Plana lay without stirring. The smell of the dog, that had formerly seemed menacing and repulsive to her, as to all the other rabbits, did not disturb her in the slightest now. The thought that she might be bitten to death presented itself as usual, but only vaguely, and, for some strange reason, held no terrors for her. Plana lay quiet, enjoying the caresses of that long, warm tongue on her back, her flanks, her face, her ears. It was wonderful, it was exactly what she needed, it was the reviving sense of life.
“You poor thing, you!” whispered the dog. “You poor little thing! Are you still cold?” He continued lapping her without stopping.
Plana was quite damp; her fur clung all over her body in thick strings. Her whole body began to steam. Full of a blissful comfort, she snuggled up close to the dog’s chest.
“Yes, yes,” said the dog and passed his tongue over her eyes. “Yes, you, you trust me; of all the creatures out there in the forest, you alone trust me . . .”
Plana was in a delicious semi-conscious state; she hardly heard what the dog was saying.
“I received you more kindly,” he said, “more kindly than you in the forest received me—old Iago . . .”
The name had a familiar ring. “Iago?” she asked softly. “Iago?”
“Of course,” the dog answered, “of course, I’m Iago.”
Plana was about to confess, “I didn’t know that,” but she suddenly fell asleep.
The
dog didn’t notice and told her his story. The contempt with which they had repulsed his attempts at reconciliation in the forest had driven him home again. Added to that, of course, was his hunger, the cold and the unaccustomed, strange ways of a free life. The rabbit hunt had overtaken him. He was cut off with the rabbits and partridges, without knowing it.
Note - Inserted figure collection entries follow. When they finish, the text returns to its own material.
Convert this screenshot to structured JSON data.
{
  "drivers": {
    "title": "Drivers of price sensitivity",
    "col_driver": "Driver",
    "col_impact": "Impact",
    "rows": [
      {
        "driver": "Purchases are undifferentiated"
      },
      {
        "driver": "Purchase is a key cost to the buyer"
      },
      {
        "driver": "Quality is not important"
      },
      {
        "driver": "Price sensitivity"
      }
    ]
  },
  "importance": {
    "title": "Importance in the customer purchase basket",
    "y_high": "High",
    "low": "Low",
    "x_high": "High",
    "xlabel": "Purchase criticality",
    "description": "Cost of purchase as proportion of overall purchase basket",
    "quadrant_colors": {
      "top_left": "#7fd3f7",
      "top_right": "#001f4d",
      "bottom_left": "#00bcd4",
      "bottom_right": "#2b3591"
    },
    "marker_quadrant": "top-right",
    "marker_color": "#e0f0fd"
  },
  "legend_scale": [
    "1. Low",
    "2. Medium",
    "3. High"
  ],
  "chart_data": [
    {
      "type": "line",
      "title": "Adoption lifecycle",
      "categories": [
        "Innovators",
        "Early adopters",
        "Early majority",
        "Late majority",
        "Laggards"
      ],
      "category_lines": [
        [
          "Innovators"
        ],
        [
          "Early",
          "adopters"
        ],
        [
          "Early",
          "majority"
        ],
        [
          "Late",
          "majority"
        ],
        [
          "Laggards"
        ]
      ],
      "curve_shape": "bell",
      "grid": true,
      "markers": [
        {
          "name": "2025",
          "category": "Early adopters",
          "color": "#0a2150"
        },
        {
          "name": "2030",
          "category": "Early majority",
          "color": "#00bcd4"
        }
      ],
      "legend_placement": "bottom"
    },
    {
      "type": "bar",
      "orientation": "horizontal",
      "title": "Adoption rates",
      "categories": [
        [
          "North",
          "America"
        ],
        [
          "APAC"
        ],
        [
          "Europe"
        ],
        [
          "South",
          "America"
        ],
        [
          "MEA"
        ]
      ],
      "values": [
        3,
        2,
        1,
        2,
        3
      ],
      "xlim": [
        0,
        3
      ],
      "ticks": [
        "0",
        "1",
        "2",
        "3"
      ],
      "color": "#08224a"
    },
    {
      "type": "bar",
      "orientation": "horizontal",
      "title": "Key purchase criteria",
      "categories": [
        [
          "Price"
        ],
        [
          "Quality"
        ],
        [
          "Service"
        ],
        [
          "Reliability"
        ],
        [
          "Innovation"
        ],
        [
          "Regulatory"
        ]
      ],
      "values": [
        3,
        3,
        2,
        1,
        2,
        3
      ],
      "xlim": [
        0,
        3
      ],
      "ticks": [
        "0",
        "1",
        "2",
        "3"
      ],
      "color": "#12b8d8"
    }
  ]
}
Think of what his bewilderment had been! Think of his terrible dilemma—love, longing drove him to his master; fear, jealousy and his injuries held him back. He ran aimlessly around the wide circle, regretting his whole life, desperate.
At last his master had called him. At last! Joyful but afraid, he had rushed up to Him.
Oh! what a beating he received, what a murderous beating!
But it was a shorter one than usual. His master could not spare much time for Iago. And most remarkable of all—his beating, his reunion with Him, his decision, everything together had strengthened Iago. He suddenly felt strong, serious and brave. He immediately settled accounts with his enemy, Treff. Toward the end of the hunt, when Treff was far from his master, on the trail of a wounded rabbit, Iago fell upon him.
Recalling all his old roughhouse tricks, Iago threw the astonished Treff violently on his back in the snow. Raging with long restrained fury, Iago had pressed Treff down, held him by the throat and snarled, “I’ll kill you, you scoundrel, if you make a sound! I’ll kill you, you blackguard, if you don’t let me alone in the future!” Whining feebly, Treff had promised everything.
Plana awoke just as Iago reached the end of his story. Shortly after, she heard him say, “So, you see, little one, now I am left in peace, at least . . .”
But Plana, who was stretching luxuriously, was hungry, with a gnawing, rumbling hunger.
“Come outside with me,” Iago suggested, “my dish is still half full. Perhaps you’ll find some thing . . .”
They crept out of the kennel. It was still dark, and the cold gripped them with redoubled sharpness. However, in Iago’s bowl there were several boiled potatoes, for he had eaten only the meat from his supper.
Plana tried a potato. It tasted strange, but it tasted good. It had a scent that was disagreeable, but Plana’s hunger overcame that. She ate greedily. She gorged herself as she had been unable to gorge herself for a long time.